Amanda Kovattana

Middle-aged musings in interesting times

Monday, March 28, 2011

On Watching Japan

An astonishingly short piece. Written, as usual to save own life, but in this instance I have help.

On the way to visiting my family in Thailand, I often travel on Japan Airlines and stop at Narita airport. Thus Japan is a part of going home for me. In studying Asian culture and modern development, I have read much about life in Japan so felt a kinship with her people. I had respect for their education system, public healthcare system (the best in the world) and the high quality of public transportation was enviable. So to watch such organization and well thought out systems turn to piles of splinters filled me with compassion. Astonishing really to see such an exemplary example of modern living so easily destroyed. Yet how familiar it was to the precariousness of my home in earthquake country here in the Bay Area.

Natural disasters will strike. We know that. We also know that the human population is such that we are densely packed everywhere especially in coastal regions. We know that these densely packed regions are built to resist nature not flow with it, but there is only so much resistance we can build into concrete structures. When natural forces overcome them, the washing away of entire cities has the haunting inevitability of a Greek tragedy. Add to that the even greater hubris of nuclear power plants sitting on unstable fault lines and it is all too clear what a folly our manmade systems are. Thus I felt that Japan was bearing such suffering for all of us really.

When the shelter in place orders were given for those within 20 miles of the broken nuclear power plant, I felt trapped. Looking around the house I wondered if we would have enough food for the length of time it was going to take for the Japanese people to weather this ordeal. Would they have clean water? Clean food? Not likely. What was this karma Japan had with radiation? I felt this power plant disaster would render the country a closed nation. We would want nothing to do with Japan if that would keep the disaster from affecting our lives. These thoughts haunted me for days.

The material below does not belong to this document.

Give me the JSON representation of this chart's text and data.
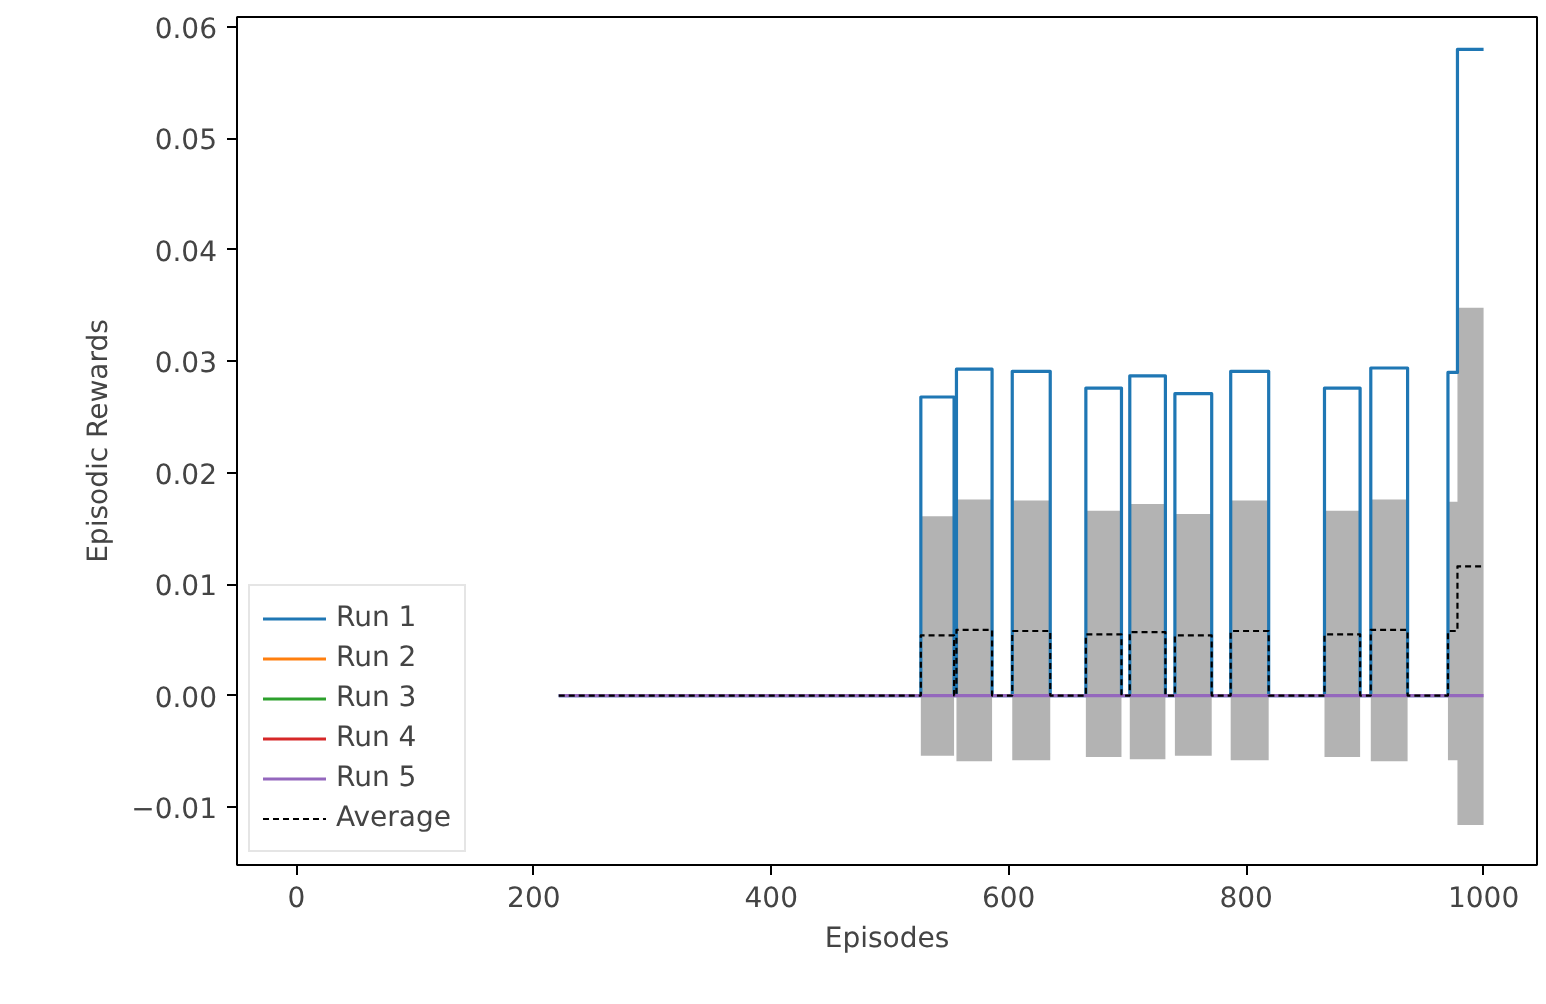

I searched the faces of others in my day to day travels looking for the shell shocked gravity I felt at this folding up of a country. I couldn't quite trust myself not to break into a rant at the slightest opening, with clients, with other Asian faces. I tried to hold the story lightly, but it only made me feel more isolated. At home my partner and brother-in-law, tuned into CNN kept me updated with breaking news. I joined them sparingly subjecting myself to the fever of impending nuclear meltdown. Where was the transformation in this story? Would this just be another terror of the week and then we go back to what we were doing?

Nearly a week after the tsunami, a contact passed along a letter from an American woman in Sendai describing how the people were coping. It was such a beautiful picture of cooperation and neighborly kindness that I took to heart this little bit of humanity in the face of such overwhelming devastation. The writer reported all the things people were doing to make sure everyone had food and water; how she found food left on her doorstep when she came home; how men in green caps walked around checking that everyone was safe; how people said this was just like the old days when everyone helped each other.

That Japan was still able to remember its humanity and the old way of doing things comforted me greatly. In a BBC account of old people sheltering in a school where there were inadequate supplies, an elderly man said "We're okay. We sit together and talk or read. Everyone has the same as everyone else now. Nothing." I was very moved by those sentiments.

The American woman's letter soon popped up elsewhere, on Facebook, passed along in e-mails and now Ode magazine hosts her ongoing letters on their blog, so much do her accounts help to heal the overwhelm. (Look for her name in the byline: Anne Thomas.) She spoke so directly and so articulately to my search for transformation that I offer her words, from the closing paragraph of her first letter, rather than paraphrase her:

"Somehow at this time I realize from direct experience that there is indeed an enormous Cosmic evolutionary step that is occurring all over the world right at this moment. And somehow as I experience the events happening now in Japan, I can feel my heart opening very wide. My brother asked me if I felt so small because of all that is happening. I don't. Rather, I feel as part of something happening that is much larger than myself. This wave of birthing (worldwide) is hard, and yet magnificent."

How amazing that she spoke of a Cosmic shift, a worldwide birthing. I knew nothing about this woman, why she was living in Japan, what her life was about, yet she seemed to have tapped into exactly the same vein of thought that I had just discovered using almost the same words. And she was describing her days with such a vulnerability and simple power, that I found not only her words to be a balm and a comfort, but the very idea of words themselves to be a comfort. Here just one woman offering her own experience and observation was enough to bring comfort to so many; it poured into me an intense appreciation for the power of words.


I went about my day looking for places where I could work similar magic with words—to comfort a friend who was having a hard time, or to further a message of compassion, humor or mutual experience. This woman who had become an accidental writer for so many, filling in a needed void, had made my own meandering writer's life meaningful, had reminded me that the observations of one person could be just exactly the medicine the world was looking for. And, that what we did mattered, whether in the simple kindnesses of the events she described or the witnessing and reporting of it.


I took comfort in this cosmic evolution of one corner of the world. When I woke from sleeping, even if just a nap, I felt such a sweetness at still being alive and safe that every day became a gift.

Then I went out to buy cans of food to stock our emergency supplies box.